A home-based restaurant or paladar. The government first allowed them to operate as small businesses in the mid-1990s, but recently relaxed restrictions have prompted many new paladares to open. Santiago, Cuba, March 23, 2012.  (VOA-J. Socolovsky)
A home-based restaurant or paladar. The government first allowed them to operate as small businesses in the mid-1990s, but recently relaxed restrictions have prompted many new paladares to open. Santiago, Cuba, March 23, 2012. (VOA-J. Socolovsky)

The Obama family’s first meal in Cuba Sunday evening provided a taste of change on the socialist island. They dined in central Havana at San Cristobal, an in-home restaurant called a paladar that reflects recent growth in private enterprise.  

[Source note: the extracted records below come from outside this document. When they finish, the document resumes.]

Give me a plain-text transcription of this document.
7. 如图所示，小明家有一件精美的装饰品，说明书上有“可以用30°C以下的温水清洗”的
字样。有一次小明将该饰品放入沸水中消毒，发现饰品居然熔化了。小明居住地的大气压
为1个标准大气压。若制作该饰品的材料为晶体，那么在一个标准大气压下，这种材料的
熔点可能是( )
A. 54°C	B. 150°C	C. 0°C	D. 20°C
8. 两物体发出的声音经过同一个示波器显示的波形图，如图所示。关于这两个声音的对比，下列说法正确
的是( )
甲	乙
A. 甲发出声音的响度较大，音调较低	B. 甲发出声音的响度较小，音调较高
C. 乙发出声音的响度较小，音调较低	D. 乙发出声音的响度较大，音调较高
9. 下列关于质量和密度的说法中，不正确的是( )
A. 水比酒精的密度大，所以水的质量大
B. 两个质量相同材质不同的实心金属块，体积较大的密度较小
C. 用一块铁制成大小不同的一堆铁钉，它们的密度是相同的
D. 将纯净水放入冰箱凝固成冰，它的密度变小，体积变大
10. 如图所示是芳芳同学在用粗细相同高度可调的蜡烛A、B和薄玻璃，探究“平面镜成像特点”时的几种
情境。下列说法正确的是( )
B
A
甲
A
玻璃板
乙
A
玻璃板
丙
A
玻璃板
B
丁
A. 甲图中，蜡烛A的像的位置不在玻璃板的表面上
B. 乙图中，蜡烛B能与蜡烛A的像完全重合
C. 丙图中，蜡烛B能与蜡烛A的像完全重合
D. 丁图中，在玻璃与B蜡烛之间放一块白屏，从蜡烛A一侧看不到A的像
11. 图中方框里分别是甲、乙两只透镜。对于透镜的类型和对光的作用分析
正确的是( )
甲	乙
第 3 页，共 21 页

Once, only state-run restaurants were permitted. Paladares have been legal since the 1990s, but, as Saveur magazine explains, the government set rules such as limiting the number of seats to 12 and restricting ingredients only to what was available from a state-run market. No beef or lobster was allowed.

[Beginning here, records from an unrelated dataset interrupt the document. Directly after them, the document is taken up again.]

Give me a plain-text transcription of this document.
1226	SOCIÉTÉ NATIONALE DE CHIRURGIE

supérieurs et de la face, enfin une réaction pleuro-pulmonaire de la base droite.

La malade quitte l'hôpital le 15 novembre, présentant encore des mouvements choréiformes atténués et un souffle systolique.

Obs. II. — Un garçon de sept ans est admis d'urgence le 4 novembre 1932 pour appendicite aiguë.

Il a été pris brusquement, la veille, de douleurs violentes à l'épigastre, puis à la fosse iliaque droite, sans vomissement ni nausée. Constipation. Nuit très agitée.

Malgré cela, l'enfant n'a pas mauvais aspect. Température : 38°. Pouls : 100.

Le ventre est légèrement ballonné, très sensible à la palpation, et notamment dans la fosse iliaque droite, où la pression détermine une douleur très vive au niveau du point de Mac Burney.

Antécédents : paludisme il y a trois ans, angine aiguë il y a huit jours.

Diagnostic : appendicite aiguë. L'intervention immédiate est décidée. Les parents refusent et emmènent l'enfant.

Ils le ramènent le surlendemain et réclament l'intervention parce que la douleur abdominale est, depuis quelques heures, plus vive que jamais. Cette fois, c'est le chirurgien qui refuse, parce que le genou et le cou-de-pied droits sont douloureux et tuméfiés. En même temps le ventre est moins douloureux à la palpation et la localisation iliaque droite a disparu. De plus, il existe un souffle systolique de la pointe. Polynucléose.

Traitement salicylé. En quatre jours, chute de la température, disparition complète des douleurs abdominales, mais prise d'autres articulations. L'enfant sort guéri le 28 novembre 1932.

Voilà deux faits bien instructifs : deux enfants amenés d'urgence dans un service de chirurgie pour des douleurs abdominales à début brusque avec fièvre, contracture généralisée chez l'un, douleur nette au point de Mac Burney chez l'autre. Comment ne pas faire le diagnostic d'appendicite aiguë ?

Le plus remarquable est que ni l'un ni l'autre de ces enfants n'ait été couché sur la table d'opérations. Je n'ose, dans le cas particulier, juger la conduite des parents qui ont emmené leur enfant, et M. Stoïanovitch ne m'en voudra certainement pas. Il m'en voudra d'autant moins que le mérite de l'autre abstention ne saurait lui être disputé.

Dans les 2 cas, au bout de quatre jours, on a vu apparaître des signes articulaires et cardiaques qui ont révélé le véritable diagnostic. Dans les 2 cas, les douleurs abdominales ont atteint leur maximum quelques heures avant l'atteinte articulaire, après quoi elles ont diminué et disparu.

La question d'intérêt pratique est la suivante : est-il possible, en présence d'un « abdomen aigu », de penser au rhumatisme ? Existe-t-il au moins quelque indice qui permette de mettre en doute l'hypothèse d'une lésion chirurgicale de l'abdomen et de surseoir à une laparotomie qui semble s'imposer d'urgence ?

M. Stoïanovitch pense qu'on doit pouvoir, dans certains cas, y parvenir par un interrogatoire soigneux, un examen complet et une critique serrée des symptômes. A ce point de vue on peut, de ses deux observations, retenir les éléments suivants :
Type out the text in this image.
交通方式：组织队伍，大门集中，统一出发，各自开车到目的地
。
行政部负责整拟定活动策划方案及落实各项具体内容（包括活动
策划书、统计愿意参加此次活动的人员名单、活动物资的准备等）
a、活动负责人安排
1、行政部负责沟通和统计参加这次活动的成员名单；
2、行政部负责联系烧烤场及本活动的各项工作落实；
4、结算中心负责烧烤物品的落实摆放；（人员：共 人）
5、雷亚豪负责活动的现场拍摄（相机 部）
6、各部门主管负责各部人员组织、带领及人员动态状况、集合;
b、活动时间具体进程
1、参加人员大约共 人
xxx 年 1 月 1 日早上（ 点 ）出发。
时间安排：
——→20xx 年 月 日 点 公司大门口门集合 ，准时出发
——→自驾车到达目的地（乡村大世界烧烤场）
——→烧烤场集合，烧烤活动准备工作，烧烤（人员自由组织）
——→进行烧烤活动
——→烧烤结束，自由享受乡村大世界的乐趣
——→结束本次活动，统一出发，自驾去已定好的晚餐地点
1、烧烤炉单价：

Paladares have increased since 2011, when Cuba began implementing reforms to the socialist economic system that allowed for some private ownership of business. They now outnumber state-run restaurants, Saveur reports.

San Cristobal is named for chef-owner Carlos Cristóbal Márquez Valdés. It "specializes in Cuban food with Spanish elements and caters mainly to tourists and foreign visitors, as the prices are too high for most locals," the Havana Times reported Sunday.

The Obama administration has been pressing for more economic exchange with the island since plans to restore diplomatic ties were announced in late 2014.